In When Someone You Love Suffers From Posttraumatic Stress, by Claudia Zayfert, PhD and Jason C. DeViva, PhD , they define ambiguous loss as a “term used to describe any situation in which a loved one is absent in some ways but present in others.” They further explain that this can be when a person is present physically, but is not participating in family life. This describes my family.
The thing is we are still a family and at times we still act like one. However, there are other times, we are not. This may sound like a typical family with a teenager to some of you. It is not.
I am not talking about typical teenage rebellion or pulling away. I am talking about a talented, kindhearted child, who wants to be alone, yet still wants me to be present.

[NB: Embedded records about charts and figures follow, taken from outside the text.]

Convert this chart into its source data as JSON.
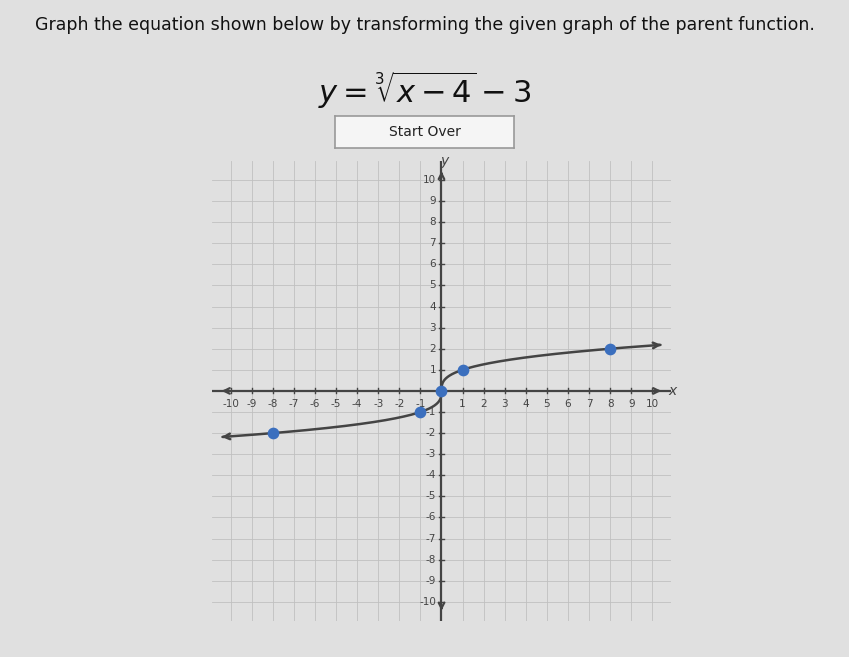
{
  "title_text": "Graph the equation shown below by transforming the given graph of the parent function.",
  "button_text": "Start Over",
  "page_bg": "#e0e0e0",
  "graph_bg": "#dcdcdc",
  "grid_color": "#c0c0c0",
  "grid_linewidth": 0.6,
  "axis_color": "#444444",
  "axis_linewidth": 1.6,
  "curve_color": "#444444",
  "curve_linewidth": 1.8,
  "dot_color": "#3b6fbe",
  "dot_size": 55,
  "xmin": -10,
  "xmax": 10,
  "ymin": -10,
  "ymax": 10,
  "key_points_x": [
    -8,
    -1,
    0,
    1,
    8
  ],
  "key_points_y": [
    -2,
    -1,
    0,
    1,
    2
  ],
  "title_fontsize": 12.5,
  "tick_fontsize": 7.5,
  "axis_label_fontsize": 10
}
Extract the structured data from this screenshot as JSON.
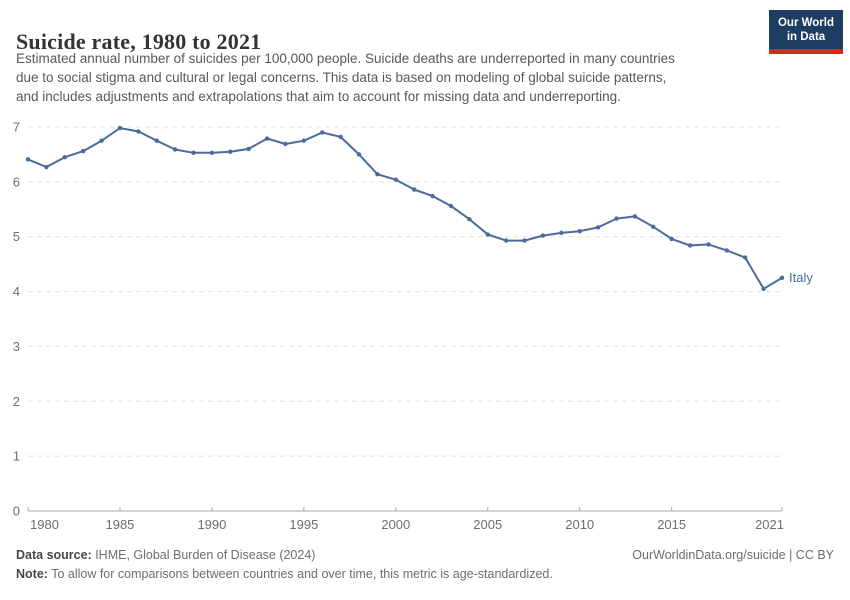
{
  "header": {
    "title": "Suicide rate, 1980 to 2021",
    "subtitle_lines": [
      "Estimated annual number of suicides per 100,000 people. Suicide deaths are underreported in many countries",
      "due to social stigma and cultural or legal concerns. This data is based on modeling of global suicide patterns,",
      "and includes adjustments and extrapolations that aim to account for missing data and underreporting."
    ]
  },
  "logo": {
    "line1": "Our World",
    "line2": "in Data",
    "bg_color": "#1d3d63",
    "accent_color": "#d42b21"
  },
  "chart_data": {
    "type": "line",
    "title": "Suicide rate, 1980 to 2021",
    "xlabel": "",
    "ylabel": "",
    "xlim": [
      1980,
      2021
    ],
    "ylim": [
      0,
      7
    ],
    "xticks": [
      1980,
      1985,
      1990,
      1995,
      2000,
      2005,
      2010,
      2015,
      2021
    ],
    "yticks": [
      0,
      1,
      2,
      3,
      4,
      5,
      6,
      7
    ],
    "grid": "horizontal-dashed",
    "legend_position": "end-of-line-label",
    "x": [
      1980,
      1981,
      1982,
      1983,
      1984,
      1985,
      1986,
      1987,
      1988,
      1989,
      1990,
      1991,
      1992,
      1993,
      1994,
      1995,
      1996,
      1997,
      1998,
      1999,
      2000,
      2001,
      2002,
      2003,
      2004,
      2005,
      2006,
      2007,
      2008,
      2009,
      2010,
      2011,
      2012,
      2013,
      2014,
      2015,
      2016,
      2017,
      2018,
      2019,
      2020,
      2021
    ],
    "series": [
      {
        "name": "Italy",
        "color": "#4c6a9c",
        "values": [
          6.41,
          6.27,
          6.45,
          6.56,
          6.75,
          6.98,
          6.92,
          6.75,
          6.59,
          6.53,
          6.53,
          6.55,
          6.6,
          6.79,
          6.69,
          6.75,
          6.9,
          6.82,
          6.5,
          6.14,
          6.04,
          5.86,
          5.74,
          5.56,
          5.32,
          5.04,
          4.93,
          4.93,
          5.02,
          5.07,
          5.1,
          5.17,
          5.33,
          5.37,
          5.18,
          4.96,
          4.84,
          4.86,
          4.75,
          4.62,
          4.05,
          4.25
        ]
      }
    ],
    "colors": {
      "gridline": "#e2e2e2",
      "axis": "#a8a8a8",
      "tick_label": "#6e6e6e"
    }
  },
  "footer": {
    "data_source_label": "Data source:",
    "data_source_value": " IHME, Global Burden of Disease (2024)",
    "link": "OurWorldinData.org/suicide | CC BY",
    "note_label": "Note:",
    "note_value": " To allow for comparisons between countries and over time, this metric is age-standardized."
  }
}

The two are contradictory I know, still there it is. She needs me to be present, yet invisible. She needs control of the boundaries she establishes, while at the same time she cannot accept that I too need boundaries. I frequently walk on eggshells as I try to help her.
The more I learn, the more I understand and believe me I understand more than most. Yet, I am at risk. I am at risk for what the book describes as “secondary trauma.” Many family members of those with PTSD have signs of anxiety, depression and PTSD themselves. This is why I get angry when I see people related to the year my daughter experienced bullying. They are all moving forward; this includes the bullies and their families.
We have done many things right to help my daughter. She still talks to me, she still has goals. We take baby-steps in positive directions. She has relived the events too many times already, and does not want to talk about it anymore. She received counseling after the event and was doing better until the school that previously had been supportive let her down completely.
She knows in her heart that it is not her fault, but in some ways the school’s failure caused her to start over at square one and to lose the years of progress. All of the professionals who let her down previously make it hard to trust any of them, and I understand this.
Today I found a wonderful book to help her,The PTSD Workbook. I am also trying to take care of myself, so I can continue to help her. My husband gave me a better camera for Christmas and I am taking pictures of nature as I take my walks. Like the faint rainbow above, there is a glimmer of hope.